What are these hands for if not this?
Flesh like sheets of silk. Muscle like rope. Blood like honey. Bone like an ivory trove. The splitting, the squelching, the straining, ripping, snapping; it burrowed marrow-deep and lingered there. Her chest peeled apart like jagged teeth, jaws croaking their rusted tune, and inside that redslick maw was the center of the universe.
The heart upon its throne, still as she, shielded by her precious lungs. It slid into his palm like it was always meant to be there. Raw, rich, and so very scarlet. Its sinews strained against his pull — those hollow vines that fed even the furthest parts of her — so he wrenched them free and draped himself in them like matchless finery.
Eat. Eat ‘til you’re sick. There’s a hole the size of her in the pit of your stomach. Eat until you fill it.
What are these teeth for if not this?
Tough as leather; smooth as rubber. His teeth slid right off the rind and clicked together with nothing but metallic sheen between them. He gnashed at that ink-dripping muscle until he found a spot weak enough to tear apart. It tasted of rare meat and iron; a heady gore thick enough to drown in. He swallowed, gasped, and that first new breath felt like a blade.
The child inside him saw her split-open ribs as his cradle. He wanted to crawl inside, curl up, and die. He wanted to paint himself her color.
He lost his vision to the hot, angry wash. His own sobs were a distant sound, muffled by meat and blood and his own desperate fingers. He was numb in the mouth and in the shake of his hands, but he forced himself to eat, eat despite the choking, the gagging, the wet, weeping remorse.

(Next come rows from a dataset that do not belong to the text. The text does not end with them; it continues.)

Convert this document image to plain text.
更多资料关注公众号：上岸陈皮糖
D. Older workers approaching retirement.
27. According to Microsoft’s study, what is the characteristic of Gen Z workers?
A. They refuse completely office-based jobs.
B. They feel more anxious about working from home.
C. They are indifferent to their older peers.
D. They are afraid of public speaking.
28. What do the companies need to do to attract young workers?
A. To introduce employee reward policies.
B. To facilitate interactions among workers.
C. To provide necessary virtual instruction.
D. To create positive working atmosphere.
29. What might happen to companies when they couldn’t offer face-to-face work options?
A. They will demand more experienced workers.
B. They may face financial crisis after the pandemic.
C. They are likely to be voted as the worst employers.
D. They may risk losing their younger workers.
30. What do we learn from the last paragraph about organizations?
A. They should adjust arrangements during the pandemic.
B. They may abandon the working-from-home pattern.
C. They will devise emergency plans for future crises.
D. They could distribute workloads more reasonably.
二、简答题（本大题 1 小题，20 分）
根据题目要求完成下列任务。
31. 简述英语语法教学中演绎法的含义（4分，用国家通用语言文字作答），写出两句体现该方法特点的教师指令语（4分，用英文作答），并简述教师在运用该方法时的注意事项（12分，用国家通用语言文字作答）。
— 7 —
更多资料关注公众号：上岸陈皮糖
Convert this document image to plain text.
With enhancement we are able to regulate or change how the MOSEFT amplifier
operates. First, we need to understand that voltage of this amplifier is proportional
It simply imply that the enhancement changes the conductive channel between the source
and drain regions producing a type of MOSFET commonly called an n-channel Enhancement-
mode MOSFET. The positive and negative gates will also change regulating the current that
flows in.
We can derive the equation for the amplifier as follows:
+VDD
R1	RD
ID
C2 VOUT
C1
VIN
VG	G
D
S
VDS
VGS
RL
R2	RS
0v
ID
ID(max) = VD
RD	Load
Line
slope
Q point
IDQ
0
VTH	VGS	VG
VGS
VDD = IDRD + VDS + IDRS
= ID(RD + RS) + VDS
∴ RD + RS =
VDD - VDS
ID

Don’t you dare throw her up. Be grateful. Swallow and say thank you and finish what you’ve started.
He bit into his own palm, indistinguishable from her core, and he cried out in sour relief. His hands spread raw grief over his face, through his hair, and down his neck.
You’re no better than this starving world.
He curled into himself, hands clutching his own aching chest, and despite the cloudless sky, he called upon the rain.